Generic Parsing Library

(Adam Sanderson) #1

I was wondering if anyone would be interested in, or knows of a generic
parsing library. I am continually faced with reading in bizarre text
files and parsing them. They tend to have regular structures though
(at the whim of researcher who made them). I'd like to write up some
sort of declarative code to parse these files. There's a lot of room
for reuse.

The data tends to be structured, but not rigorously, and changes
whenever someone feels like it, it's not hard to parse manually but
wouldn't it be nice to do a little metaprogramming at the top of a
class and say something like this? (not a rigorous example)

class LoopDetector
  one :header, :hash, :start_after=>/^\*+$/,
:end_before=>/^\*+$/, :split=>/:\s+/
  many :days, LoopData, :start_after=>:header,
:end_before=>/\n\n\n/
end

Most of the data can be broken down into:
- Spacer lines
- Hashes
- Tables
- Garbage (No seriously, some of these files have completely pointless
information in a lot of them)

Any ideas folks?
  .adam sanderson

Here's one example of the type of data I get to play with (in reality
it goes from 00:00 -> 23:55 for each set of Loop Data, and there are
about 200 sets of Raw Loop Data). For anyone who's interested this is
loop detector data, which measures the amount of traffic on freeways.

···

***********************************
Filename: 0076ON04.cdl
Extracted by: CDR_Auto version 3.31 BETA g
Creation Date: Mar27/05 (Sun)
Creation Time: 20:23:09
    File Type: TEXT
***********************************

ES-076R:_CN_O_1 I-5 MLK Jr Way-NB 157.13
01/01/04 (Thu)

---Raw Loop Data Listing---

  Time Vol Occ Flg nPds
  00:00 5 0.4% 1 15
  00:05 11 1.2% 1 15
  00:10 14 1.2% 1 15
  23:50 3 0.5% 2 15
  23:55 3 0.4% 1 15

ES-076R:_CN_O_1 I-5 MLK Jr Way-NB 157.13
01/02/04 (Fri)

---Raw Loop Data Listing---

  Time Vol Occ Flg nPds
  00:00 0 0.0% 0 0
  00:05 0 0.0% 0 0
  00:10 0 0.0% 0 0
  00:15 0 0.0% 0 0
  23:50 0 0.0% 0 0
  23:55 26 3.8% 2 10

(Kirk Haines) #2

Once upon a time, in a job far, far away, I wrote an ETL (Extract, Transform,
Load) system in Perl. It had a lot of bells and whistles, but the core of it
was an XML language that described data sources, transformations, and data
destinations. The code was "compiled" to Perl to execute it.

It was neat.

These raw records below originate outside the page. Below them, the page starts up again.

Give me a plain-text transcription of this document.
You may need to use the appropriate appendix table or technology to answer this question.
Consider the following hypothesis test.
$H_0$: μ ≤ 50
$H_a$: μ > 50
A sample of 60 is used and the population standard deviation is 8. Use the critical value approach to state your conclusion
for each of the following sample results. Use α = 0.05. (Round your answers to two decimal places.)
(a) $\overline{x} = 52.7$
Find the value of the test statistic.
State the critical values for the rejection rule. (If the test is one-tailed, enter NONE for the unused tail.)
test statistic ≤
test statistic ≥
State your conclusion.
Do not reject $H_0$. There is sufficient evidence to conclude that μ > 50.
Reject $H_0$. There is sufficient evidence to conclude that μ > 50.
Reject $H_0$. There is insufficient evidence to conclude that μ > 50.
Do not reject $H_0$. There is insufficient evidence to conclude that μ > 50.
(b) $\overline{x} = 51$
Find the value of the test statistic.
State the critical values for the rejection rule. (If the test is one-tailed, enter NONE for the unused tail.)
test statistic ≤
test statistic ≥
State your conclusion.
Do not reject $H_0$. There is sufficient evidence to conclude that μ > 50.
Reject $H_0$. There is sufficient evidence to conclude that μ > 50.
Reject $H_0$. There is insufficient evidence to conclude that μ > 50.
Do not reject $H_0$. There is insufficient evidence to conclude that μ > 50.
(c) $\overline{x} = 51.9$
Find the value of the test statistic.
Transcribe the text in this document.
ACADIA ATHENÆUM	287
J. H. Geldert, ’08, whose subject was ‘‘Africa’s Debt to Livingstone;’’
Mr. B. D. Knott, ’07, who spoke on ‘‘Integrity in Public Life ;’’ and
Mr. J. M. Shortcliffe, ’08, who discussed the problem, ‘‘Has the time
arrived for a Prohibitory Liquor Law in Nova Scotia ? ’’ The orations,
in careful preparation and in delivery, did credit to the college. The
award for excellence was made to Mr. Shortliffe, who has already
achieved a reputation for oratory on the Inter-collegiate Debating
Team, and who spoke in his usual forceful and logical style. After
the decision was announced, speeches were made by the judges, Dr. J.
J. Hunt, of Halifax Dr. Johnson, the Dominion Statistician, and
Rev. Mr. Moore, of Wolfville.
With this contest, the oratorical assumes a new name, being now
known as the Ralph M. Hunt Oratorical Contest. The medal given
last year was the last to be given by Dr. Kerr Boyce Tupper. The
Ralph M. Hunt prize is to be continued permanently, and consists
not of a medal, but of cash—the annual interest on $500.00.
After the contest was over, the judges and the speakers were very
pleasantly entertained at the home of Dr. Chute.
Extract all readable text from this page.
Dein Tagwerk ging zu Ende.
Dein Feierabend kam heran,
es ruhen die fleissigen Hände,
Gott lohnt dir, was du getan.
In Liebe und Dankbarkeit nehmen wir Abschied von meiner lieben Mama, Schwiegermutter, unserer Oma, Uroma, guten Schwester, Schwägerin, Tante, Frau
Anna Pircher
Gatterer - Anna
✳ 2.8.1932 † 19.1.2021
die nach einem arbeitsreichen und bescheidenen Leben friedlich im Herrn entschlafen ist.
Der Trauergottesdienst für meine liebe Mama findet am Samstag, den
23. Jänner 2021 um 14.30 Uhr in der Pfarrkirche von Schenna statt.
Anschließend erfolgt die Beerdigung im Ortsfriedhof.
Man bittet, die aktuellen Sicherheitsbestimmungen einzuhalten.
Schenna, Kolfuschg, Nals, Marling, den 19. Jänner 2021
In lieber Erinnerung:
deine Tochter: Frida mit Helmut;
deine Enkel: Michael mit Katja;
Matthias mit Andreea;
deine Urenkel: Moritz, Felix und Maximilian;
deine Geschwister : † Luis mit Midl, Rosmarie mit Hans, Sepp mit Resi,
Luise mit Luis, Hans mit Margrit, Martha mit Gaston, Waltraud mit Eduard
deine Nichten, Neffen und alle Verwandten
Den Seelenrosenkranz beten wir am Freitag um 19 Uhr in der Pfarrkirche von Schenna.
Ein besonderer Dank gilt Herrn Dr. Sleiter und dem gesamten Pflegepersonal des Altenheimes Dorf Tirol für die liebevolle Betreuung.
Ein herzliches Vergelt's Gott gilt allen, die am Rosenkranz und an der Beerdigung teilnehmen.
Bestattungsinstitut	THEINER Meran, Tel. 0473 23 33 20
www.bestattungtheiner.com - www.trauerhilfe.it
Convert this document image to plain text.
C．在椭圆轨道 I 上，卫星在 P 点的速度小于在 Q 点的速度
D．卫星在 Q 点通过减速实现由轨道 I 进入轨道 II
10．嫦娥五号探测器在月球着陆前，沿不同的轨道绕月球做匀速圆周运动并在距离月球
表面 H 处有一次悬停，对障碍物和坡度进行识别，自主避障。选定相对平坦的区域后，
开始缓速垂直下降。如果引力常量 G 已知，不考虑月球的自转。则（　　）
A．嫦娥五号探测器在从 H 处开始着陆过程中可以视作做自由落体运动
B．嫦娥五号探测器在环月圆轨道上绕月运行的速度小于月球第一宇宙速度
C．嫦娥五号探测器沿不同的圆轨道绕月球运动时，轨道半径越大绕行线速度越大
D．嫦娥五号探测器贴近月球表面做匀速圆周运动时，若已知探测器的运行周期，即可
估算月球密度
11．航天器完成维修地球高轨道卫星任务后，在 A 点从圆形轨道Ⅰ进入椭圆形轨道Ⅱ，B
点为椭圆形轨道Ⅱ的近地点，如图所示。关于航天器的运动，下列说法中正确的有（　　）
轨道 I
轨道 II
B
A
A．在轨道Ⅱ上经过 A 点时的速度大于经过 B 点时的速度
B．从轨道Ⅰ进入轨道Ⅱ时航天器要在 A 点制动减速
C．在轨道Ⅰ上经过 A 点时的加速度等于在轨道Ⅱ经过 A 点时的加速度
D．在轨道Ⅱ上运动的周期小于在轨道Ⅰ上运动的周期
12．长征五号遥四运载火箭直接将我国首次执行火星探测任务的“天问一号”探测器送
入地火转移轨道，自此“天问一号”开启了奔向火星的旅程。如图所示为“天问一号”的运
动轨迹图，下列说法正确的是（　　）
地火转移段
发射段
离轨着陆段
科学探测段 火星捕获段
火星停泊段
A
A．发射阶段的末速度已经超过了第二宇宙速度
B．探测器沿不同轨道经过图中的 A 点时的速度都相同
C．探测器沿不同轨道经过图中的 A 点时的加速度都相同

Every since I started using Ruby, I've thought that it could be
done better with Ruby.

For starters, the whole notion of an XML language that is parsed and turned
into executable code could be replaced by a domain specific language. It'd
be a beautiful thing, and I bet it could be done in a LOT fewer lines than
when I did it in Perl.

Kirk Haines

···

On Tuesday 16 August 2005 3:46 pm, Adam Sanderson wrote:

I was wondering if anyone would be interested in, or knows of a generic
parsing library. I am continually faced with reading in bizarre text
files and parsing them. They tend to have regular structures though
(at the whim of researcher who made them). I'd like to write up some
sort of declarative code to parse these files. There's a lot of room
for reuse.

(James Edward Gray II) #3

I've just recently been throwing together my own tool for this. I just got done using it in a real-world (paid) project. It's small and really just a chainsaw tool for data mining, but it seems to be a good start. I haven't documented it yet, but here are a couple of examples from my unit tests:

     def test_complex
         path = File.join(File.dirname(__FILE__), "ross_report.txt")
         test = self

         input(path) do
             @state = :skip
             start_skipping_at("\f")
             stop_skipping_at(/\A-[- ]+-\Z/)
             skip(/\A\s*\Z/)
             skip(/--\Z/)

             find_in_skipped(/((?:Period|Week)\s+\d.+?)\s*\Z/) do |period>
                 test.assert_equal("Period 02/2002", period)
             end

             stop_at("*** Selection Criteria ***")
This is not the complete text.